Another aspect to this is the delayed reopening of onsite amenities. Carey noted that having a restaurant open downstairs is a huge draw – even in the age of Uber Eats, Grubhub, SkipTheDishes and numerous other app-based ordering platforms – because people want to escape the confines of their rooms to dine. Being first back into the market therefore meant being the first hotel in a given territory to reopen its F&B outlets, giving each property a strong competitive advantage for reservations.

Key Takeaways
Being first as a direct result of having its people already in place has also given NHG momentum heading into the slower months of autumn and winter. Word of mouth is a factor, but it’s still a matter of being in a plan adjustment phase rather than still working through the rigors of an initial relaunch.

Normally off-peak period statistics show a marked contrast from peak highs in summer, yet for NHG-managed hotels the average occupancies for August, September and October are at around 55%, which is far better than each comp set. In this sense, 2020 may well be the ‘year of the pivot’ in that the best hoteliers have had the courage to change then change again as the world and each region within it adjusts to various pandemic events.

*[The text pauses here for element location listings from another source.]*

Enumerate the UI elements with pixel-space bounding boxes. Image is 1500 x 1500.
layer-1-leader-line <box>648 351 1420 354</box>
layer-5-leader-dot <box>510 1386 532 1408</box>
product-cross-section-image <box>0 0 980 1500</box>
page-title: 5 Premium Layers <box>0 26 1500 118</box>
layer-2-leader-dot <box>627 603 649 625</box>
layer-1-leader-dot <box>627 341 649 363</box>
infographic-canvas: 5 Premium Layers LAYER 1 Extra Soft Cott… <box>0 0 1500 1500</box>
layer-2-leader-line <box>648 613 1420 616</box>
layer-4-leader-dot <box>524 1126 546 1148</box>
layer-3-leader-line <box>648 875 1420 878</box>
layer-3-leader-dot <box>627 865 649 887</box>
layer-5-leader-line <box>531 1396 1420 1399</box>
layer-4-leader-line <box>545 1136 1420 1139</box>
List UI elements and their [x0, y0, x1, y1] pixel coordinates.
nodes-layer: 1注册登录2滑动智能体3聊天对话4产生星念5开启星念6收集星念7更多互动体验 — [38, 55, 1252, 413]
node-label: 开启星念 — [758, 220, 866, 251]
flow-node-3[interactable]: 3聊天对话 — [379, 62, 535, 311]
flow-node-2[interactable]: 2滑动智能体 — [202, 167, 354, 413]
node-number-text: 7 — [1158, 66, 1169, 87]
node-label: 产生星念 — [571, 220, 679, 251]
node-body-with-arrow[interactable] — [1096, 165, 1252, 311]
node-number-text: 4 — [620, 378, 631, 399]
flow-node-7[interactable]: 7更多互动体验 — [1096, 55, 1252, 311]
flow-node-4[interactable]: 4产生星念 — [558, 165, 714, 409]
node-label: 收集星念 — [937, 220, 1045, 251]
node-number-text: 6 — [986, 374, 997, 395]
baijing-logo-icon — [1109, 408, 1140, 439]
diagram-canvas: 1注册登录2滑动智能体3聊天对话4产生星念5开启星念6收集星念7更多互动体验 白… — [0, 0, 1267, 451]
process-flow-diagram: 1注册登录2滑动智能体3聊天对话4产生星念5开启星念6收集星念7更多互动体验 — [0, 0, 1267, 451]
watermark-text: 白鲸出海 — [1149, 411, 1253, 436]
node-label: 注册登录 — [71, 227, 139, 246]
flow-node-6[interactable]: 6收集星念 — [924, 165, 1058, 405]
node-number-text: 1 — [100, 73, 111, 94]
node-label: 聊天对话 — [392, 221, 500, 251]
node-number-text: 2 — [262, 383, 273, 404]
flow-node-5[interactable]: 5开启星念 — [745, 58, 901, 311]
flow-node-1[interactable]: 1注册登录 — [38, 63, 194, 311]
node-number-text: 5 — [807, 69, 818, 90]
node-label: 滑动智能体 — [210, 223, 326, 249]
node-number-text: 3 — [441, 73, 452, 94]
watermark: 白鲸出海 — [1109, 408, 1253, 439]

To summarize the conversation that Carey and I had, here are three key pieces of wisdom to takeaway from NHG’s success in past year:

  1. Proactive versus reactive. You can’t want for direction from the brand; you have to be continually thoughtful about what other leaders are doing. Having fewer immediate needs due to lack of occupancy simply means that now is the time to add value in anticipation of greener pastures ahead. Businesses need to actively plan for the next phase rather than cocoon in fear.
  2. Get revenue by setting up the ‘yes’. As illustrated by the wedding example, in order to be ready for any shift in customer demand you have to map out each operation well in advance. If you want to attract displaced travelers or frontline workers – as we saw this past spring – you need to already have designated room sections where isolation and no-contact stays are enabled. If you are still ‘in the process’ or considering a move into any of these segments, the business will have already gone elsewhere.
  3. Triple your executive communications. Forcing an outright shutdown in some territories left a bad taste in many owners’ mouths and trust needs to be restored amongst individual hotel owners, multinational corporate brands and regional management firms. For the latter entity, top-level property engagement can help to resolve this by giving onsite associates the confidence they need to do their jobs effectively, which is then paid forward in the form of better guest service and more revenue to thereby safeguard owners’ interests.